The Los Angeles Times said an unnamed source close to the police investigation told the newspaper the second interview with Conrad Murray revealed "no red flag" indicating criminal wrongdoing or the cause of death.
The second meeting between police and Dr Murray, who has offices in Houston and Las Vegas, lasted three hours.
A spokeswoman for the law firm representing Dr Murray said the doctor is not a suspect and remains a witness to this tragedy.
Jackson's family sought a second autopsy beyond the official one, conducted on Friday, amid reports about the 50-year-old singer's reliance on prescription drugs.

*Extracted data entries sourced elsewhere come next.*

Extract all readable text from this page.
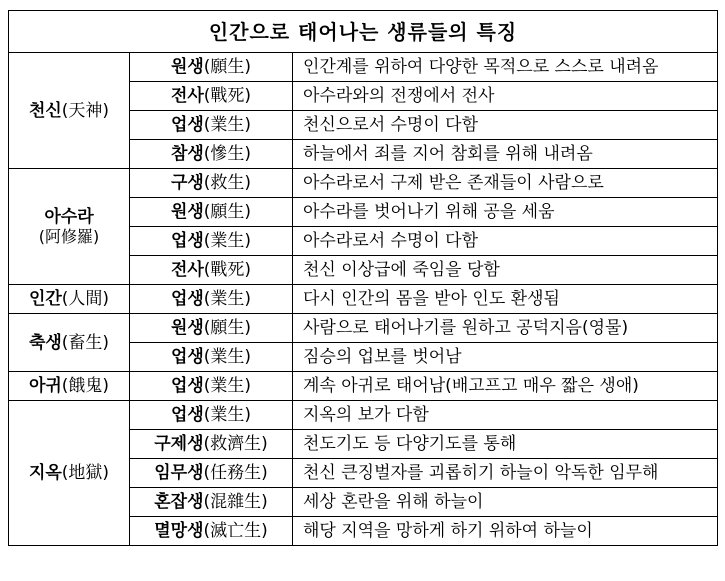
인간으로 태어나는 생류들의 특징		
천신(天神)	원생(願生)	인간계를 위하여 다양한 목적으로 스스로 내려옴
	전사(戰死)	아수라와의 전쟁에서 전사
	업생(業生)	천신으로서 수명이 다함
	참생(慘生)	하늘에서 죄를 지어 참회를 위해 내려옴
아수라
(阿修羅)	구생(救生)	아수라로서 구제 받은 존재들이 사람으로
	원생(願生)	아수라를 벗어나기 위해 공을 세움
	업생(業生)	아수라로서 수명이 다함
	전사(戰死)	천신 이상급에 죽임을 당함
인간(人間)	업생(業生)	다시 인간의 몸을 받아 인도 환생됨
축생(畜生)	원생(願生)	사람으로 태어나기를 원하고 공덕지음(영물)
	업생(業生)	짐승의 업보를 벗어남
아귀(餓鬼)	업생(業生)	계속 아귀로 태어남(배고프고 매우 짧은 생애)
지옥(地獄)	업생(業生)	지옥의 보가 다함
	구제생(救濟生)	천도기도 등 다양기도를 통해
	임무생(任務生)	천신 큰징벌자를 괴롭히기 하늘이 악독한 임무해
	혼잡생(混雜生)	세상 혼란을 위해 하늘이
	멸망생(滅亡生)	해당 지역을 망하게 하기 위하여 하늘이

Celebrity website TMZ.com reported that the second post-mortem took place at an undisclosed location in Los Angeles on Saturday afternoon.
The singer of hit songs incluing Thriller and Billie Jean died suddenly on Thursday, aged 50. He had collapsed at his Los Angeles mansion and was rushed to hospital, in apparent cardiac arrest.
According to media reports, Jackson was injected with narcotic painkiller Demerol before he went into cardiac arrest and Dr Murray was trying to revive him when paramedics arrived.
The official post-mortem failed to determine what killed the singer, pending toxicology tests that could take four to six weeks and might reveal the presence of any drugs in his system.
Jackson's father Joe Jackson issued a statement on Saturday urging fans not to despair because the singer "will continue to live on in each and every one of you."
Stars celebrate Jackson's life
Stars have celebrated the Jackson's life at the annual Black Entertainment Television Awards in Los Angeles.
Joe Jackson joined celebrities at the annual show, which was changed to honour the singer. Speaking on the red carpet, he said he had "a lot of concerns" over events surrounding his son's death.
A Jackson 5 medley was performed and winners praised Jackson as they received their awards.
"We all know none of us in this in this room wouldn't be here for Michael Jackson," said Lil Wayne, named best male hip-hop star.
Demand for Jackson's music has surged since his death on Thursday, with the star dominating sales at music retailers and download sites across the world.